When your livelihood involves plying words rather than, say, grinding coffee beans or uploading cat photographs or welding slabs of sheet metal, your success or failure depends on skill and knowledge, to be sure. It also depends on a sixth sense that, even though the words in question may be English ones, has a German name: sprachgefühl. It means, literally, “a feeling for language” – sprach is related to English “speech,” and fühl to “feel” – and like some other mouth-filling German words (weltanschauung, gemütlichkeit, schadenfreude) seems both slightly untranslatable and immediately, intuitively understandable.* With sprachgefühl, you’ve either got it or you don’t.
“We are Sprachgefühl.” from a cartoon guide for German-language learners called, appropriately, Sprachgefühl.
In her wonderful new book Word by Word: The Secret Life of Dictionaries, Kory Stamper, a lexicographer at Merriam-Webster, returns repeatedly to sprachgefühl to sum up one of a lexicographer’s most valuable assets:
Sprachgefühl is a slippery eel, the odd buzzing in your brain that tells you that “planting the lettuce” and “planting misinformation” are different uses of “plant,” the eye twitch that tells you that “plans to demo the store” refers not to a friendly instructional stroll on how to shop but to a little exuberance with a sledgehammer. Not everyone has sprachgefühl, and you don’t know if you are possessed of it until you are knee-deep in the English language, trying your best to navigate the mucky swamp of it. I use “possessed of” advisedly: You will never have Sprachgefühl, but rather Sprachgefühl will have you, like a Teutonic imp that settles itself at the base of your skull and hammers at your head every time you read something like “crispy-fried rice” on a menu. The imp will dig its nails into your brain, and instead of ordering take-out Chinese, you will be frozen at the take-out counter, wondering if “crispy-fried rice” refers to plain rice that has been flash fried or to the dish known as “fried rice” but prepared in a new and exciting way. That hyphen, you think, could just be slapdash misuse, or … and your Teutonic imp giggles and squeezes its claws a little harder.

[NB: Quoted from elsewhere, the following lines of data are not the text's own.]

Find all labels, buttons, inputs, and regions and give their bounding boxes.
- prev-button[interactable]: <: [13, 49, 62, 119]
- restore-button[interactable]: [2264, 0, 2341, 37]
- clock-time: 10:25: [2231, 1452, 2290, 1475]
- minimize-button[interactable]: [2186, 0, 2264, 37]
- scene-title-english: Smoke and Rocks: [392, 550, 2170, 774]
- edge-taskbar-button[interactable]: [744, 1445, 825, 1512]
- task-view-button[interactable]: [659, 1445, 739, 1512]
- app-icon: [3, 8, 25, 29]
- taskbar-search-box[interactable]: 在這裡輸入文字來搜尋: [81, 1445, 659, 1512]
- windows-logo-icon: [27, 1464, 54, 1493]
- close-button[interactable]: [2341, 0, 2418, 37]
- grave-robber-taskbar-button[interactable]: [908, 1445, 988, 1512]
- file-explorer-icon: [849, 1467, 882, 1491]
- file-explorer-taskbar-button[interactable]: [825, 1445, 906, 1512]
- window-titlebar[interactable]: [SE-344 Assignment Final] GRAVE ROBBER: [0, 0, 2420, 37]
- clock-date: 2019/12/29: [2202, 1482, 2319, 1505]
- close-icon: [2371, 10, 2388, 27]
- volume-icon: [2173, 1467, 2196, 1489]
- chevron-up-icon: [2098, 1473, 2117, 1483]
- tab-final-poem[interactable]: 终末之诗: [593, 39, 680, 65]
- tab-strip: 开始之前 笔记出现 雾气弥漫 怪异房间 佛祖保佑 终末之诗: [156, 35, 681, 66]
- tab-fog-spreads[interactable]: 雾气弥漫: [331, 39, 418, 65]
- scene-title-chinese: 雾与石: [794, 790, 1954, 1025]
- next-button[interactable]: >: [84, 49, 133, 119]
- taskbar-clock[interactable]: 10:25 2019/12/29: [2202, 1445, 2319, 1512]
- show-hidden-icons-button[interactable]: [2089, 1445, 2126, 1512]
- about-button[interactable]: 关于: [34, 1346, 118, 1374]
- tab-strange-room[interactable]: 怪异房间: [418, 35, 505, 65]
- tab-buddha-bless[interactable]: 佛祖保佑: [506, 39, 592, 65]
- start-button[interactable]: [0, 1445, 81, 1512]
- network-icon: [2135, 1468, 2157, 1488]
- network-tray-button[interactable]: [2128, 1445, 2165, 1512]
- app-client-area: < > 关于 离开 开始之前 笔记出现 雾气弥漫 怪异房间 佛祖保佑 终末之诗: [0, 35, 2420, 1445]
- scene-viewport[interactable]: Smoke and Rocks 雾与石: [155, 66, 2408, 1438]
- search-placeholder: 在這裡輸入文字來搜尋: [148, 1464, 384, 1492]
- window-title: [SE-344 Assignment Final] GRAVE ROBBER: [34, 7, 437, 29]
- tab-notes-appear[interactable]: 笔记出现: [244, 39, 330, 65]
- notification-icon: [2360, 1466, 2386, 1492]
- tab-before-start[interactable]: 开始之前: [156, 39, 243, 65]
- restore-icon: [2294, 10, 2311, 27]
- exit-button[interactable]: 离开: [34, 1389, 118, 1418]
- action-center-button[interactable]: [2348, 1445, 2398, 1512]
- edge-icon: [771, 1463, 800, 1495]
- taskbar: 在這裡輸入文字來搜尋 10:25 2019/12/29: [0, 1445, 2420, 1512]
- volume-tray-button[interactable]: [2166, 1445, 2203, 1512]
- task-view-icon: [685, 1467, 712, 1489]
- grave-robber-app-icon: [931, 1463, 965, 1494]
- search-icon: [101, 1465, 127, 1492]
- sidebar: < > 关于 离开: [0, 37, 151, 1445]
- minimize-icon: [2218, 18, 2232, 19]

I know the feeling. Sprachgefühl is indispensable in my own line of work: creating names for companies and products. It warns me when a portmanteau name I’ve cobbled together is in fact a Frankenword (or as Jessica Stone Levy, a trademark lawyer, likes to say, a shitmanteau). It screams in pain when it encounters a name like BucketListly or Nyoombl that violates several rules of English word-formation and pronunciation. It slams the brakes when a tagline sounds clumsy or unidiomatic. And it rewards me when a name I’ve discovered or created sounds not just right for the job but also, in its way, a little delicious.
That passage of Stamper’s about sprachgefühl should give you an idea of the pleasures that await in this knowledgeable, revelatory, addictive, and often hilariously profane book. “English has a lot of synonyms for ‘fool’ or ‘idiot,’” Stamper comments in a footnote. “Perhaps you take this to mean that English speakers are mean-spirited; I simply reply that necessity is the mother of invention.” And: “People do not come to the dictionary for excitement and romance; that’s what encyclopedias are for.” And: “Now you know why we like to shorten ‘part of speech’ to ‘POS.’ The abbreviation also stands for ‘piece of shit,’ and we find it a fitting, oddly comforting double entendre.” If you’ve ever wondered, even a little, about how dictionaries are made and what it takes to make one; if you’re curious about new words, old words, “bad” words, “wrong” words (like “irregardless,” which turns out to have a fascinating history I’d known nothing about), and made-up etymologies (“fornication under consent of the king”) – well, this is obviously a book you can’t live without. Even the acknowledgments are a treat: They’re listed in alphabetical order like dictionary entries, complete with pronunciation guides, definitions, and example sentences, from agent (“a person who acts as a representative for someone … and encourages, protects, advises, or kicks the ass of their client”) to wonder (“I can never say enough about Josh Stamper, my husband, friend, and co-laborer in creative endeavors, who is for me a daily wonder”).
I should mention here that although I internet-know Kory Stamper, and once interviewed her for a Visual Thesaurus column about the use of dictionary definitions in branding, I did not receive an advance review copy of Word by Word: I happily shelled out for it myself. Nor did I read any reviews or attend any bookstore readings. (There haven’t been any bookstore readings on the West Coast, and I hope Pantheon Books corrects this oversight right away.) So you can imagine my drop-jawed surprise when I reached page 98 and discovered my name.
I’m not actually a copy editor, but that’s OK.
You’ll have to take my word for it when I say I would have loved the book anyway.
* Yes, in German all those words, being nouns, would be capitalized. But because we’ve adopted them into English, we get to change the rules.